In this study, 40 rats were randomly divided into five groups and observed for four weeks in the following breeding environment. The first group (Control) was orally administered saline as a control group. In the second group (FUC200), Fucoidan was orally administered at 200 mg/kg daily. In the third group (DZN), DZN was subcutaneously injected at 20 mg/kg daily. In Group 4 (DZN-FUC100) and Group 5 (DZN-FUC200), DZN was subcutaneously injected at 20 mg/kg daily. Fucoidan was orally administered at 100 mg/kg and 200 mg/kg, respectively.

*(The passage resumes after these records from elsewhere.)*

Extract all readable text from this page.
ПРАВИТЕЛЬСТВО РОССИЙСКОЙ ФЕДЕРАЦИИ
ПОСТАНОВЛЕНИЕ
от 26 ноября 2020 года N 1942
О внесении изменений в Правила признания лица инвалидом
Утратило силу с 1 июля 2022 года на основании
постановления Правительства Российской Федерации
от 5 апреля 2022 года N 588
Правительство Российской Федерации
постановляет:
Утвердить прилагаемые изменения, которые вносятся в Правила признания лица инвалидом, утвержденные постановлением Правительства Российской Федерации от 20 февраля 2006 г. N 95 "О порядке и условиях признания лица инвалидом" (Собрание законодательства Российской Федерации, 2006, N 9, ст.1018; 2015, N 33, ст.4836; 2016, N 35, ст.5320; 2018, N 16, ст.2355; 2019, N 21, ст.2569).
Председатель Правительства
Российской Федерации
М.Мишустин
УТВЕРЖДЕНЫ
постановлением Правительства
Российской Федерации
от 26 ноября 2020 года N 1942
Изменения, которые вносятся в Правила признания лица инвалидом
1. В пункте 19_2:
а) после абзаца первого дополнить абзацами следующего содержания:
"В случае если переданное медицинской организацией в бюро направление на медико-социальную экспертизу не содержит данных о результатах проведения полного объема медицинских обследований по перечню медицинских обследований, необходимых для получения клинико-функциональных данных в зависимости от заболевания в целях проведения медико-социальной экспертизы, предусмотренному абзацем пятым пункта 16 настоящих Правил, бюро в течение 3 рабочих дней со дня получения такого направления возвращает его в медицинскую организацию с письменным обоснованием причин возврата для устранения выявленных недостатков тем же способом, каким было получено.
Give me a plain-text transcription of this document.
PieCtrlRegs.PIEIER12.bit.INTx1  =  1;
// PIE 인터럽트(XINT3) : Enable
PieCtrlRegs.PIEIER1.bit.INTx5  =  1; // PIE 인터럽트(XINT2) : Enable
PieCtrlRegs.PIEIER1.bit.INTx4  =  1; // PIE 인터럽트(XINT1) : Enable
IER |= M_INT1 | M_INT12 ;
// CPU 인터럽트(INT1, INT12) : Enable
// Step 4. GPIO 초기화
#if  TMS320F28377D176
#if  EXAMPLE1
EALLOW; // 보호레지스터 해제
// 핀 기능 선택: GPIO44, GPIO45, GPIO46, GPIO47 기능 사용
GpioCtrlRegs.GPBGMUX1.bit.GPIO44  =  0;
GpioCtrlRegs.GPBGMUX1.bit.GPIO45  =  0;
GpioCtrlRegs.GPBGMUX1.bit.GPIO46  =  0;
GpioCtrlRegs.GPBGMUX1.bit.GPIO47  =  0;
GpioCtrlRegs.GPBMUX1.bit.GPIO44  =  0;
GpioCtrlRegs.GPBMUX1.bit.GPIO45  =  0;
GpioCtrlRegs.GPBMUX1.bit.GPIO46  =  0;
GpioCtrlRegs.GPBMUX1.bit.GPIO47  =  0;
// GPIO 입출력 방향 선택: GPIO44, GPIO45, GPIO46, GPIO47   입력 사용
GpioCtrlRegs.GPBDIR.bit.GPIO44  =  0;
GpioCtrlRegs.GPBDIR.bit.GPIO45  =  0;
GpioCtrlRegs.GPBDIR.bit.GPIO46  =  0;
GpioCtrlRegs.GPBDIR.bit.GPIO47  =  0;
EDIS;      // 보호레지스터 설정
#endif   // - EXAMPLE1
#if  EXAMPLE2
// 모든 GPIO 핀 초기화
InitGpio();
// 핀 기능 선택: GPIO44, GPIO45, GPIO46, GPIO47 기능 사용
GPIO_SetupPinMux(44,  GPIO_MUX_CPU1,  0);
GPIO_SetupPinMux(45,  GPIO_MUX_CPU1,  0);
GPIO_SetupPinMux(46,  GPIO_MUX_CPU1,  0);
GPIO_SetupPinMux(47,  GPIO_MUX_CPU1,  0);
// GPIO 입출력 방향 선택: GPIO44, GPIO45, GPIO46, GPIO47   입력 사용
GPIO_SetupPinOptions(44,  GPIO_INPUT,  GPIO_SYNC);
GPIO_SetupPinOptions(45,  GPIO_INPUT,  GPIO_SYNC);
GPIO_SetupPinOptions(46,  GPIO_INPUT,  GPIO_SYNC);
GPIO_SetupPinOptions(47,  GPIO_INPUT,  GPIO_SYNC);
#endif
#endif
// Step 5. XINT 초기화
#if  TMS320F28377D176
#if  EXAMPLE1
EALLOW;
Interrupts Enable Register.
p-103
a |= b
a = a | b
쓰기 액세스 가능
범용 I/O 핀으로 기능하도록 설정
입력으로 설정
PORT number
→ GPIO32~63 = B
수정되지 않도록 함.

Fucoidan is derived from kelp. Thus, as an evaluation index, parameters such as 11 types of organ damage biomarkers for serum and six types of oxidative stress markers and inflammation markers for heart, liver, and kidney tissues were measured. Here are the results of cardiac malondialdehyde (MDA, an indicator of oxidation) and serum TNF-α (an indicator of inflammation). First, regarding the effects of MDA, there was no difference in concentration between group 1 and group 2, and no toxicity due to fucoidan administration was observed. However, it was found that the concentration of MDA in the 3rd group was significantly higher than that in the 1st group and that the administration of DZN increased oxidative damage (See Fig. 1).

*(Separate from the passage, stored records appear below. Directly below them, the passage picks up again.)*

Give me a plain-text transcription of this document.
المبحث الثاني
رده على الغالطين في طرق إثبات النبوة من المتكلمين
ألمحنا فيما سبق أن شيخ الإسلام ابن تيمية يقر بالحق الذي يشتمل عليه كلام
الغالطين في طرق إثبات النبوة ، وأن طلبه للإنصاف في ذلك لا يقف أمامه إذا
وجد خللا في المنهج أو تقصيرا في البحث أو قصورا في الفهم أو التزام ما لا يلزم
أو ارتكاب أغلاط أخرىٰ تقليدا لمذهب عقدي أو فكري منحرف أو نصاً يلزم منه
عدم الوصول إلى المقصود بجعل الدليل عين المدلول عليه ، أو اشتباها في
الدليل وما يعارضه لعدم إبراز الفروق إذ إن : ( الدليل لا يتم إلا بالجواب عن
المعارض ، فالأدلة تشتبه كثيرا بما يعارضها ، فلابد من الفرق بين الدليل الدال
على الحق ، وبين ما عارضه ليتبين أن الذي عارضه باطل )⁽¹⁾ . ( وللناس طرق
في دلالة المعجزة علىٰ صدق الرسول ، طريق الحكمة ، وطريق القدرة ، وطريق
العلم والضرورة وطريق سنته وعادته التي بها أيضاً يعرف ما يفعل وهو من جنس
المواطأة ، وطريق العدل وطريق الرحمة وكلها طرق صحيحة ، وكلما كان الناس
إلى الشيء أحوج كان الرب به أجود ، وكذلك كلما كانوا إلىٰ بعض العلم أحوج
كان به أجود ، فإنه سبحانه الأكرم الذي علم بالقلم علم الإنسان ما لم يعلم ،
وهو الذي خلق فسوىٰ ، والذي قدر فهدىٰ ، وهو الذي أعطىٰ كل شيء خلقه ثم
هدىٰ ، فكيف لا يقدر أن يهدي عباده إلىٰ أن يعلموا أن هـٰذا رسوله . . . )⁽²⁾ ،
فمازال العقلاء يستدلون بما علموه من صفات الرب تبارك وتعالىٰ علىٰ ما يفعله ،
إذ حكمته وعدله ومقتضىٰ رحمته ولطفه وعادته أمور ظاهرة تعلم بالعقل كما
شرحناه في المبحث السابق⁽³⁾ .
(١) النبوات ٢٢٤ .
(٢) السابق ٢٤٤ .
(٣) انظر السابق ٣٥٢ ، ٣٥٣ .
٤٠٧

On the other hand, the MDA concentration in the 4th and 5th groups was lower than that in the 3rd group depending on the dose of Fucoidan, indicating that Fucoidan reduces the oxidative damage caused by DZN (See Fig. 1). A similar tendency was shown for TNF-α (Fig. 2). A similar trend was also observed for all serum parameters, heart, liver, and kidney. The above results indicate that Fucoidan derived from true kelp improves oxidative stress, inflammatory action, and damage to the heart, liver, and kidney tissues caused by DZN. The findings also show Fucoidan’s usefulness as a therapeutic agent. In the future, I believe that Fucoidan is expected to be put into practical use with further research and the molecular pathways of biological effects, including other involved mechanisms.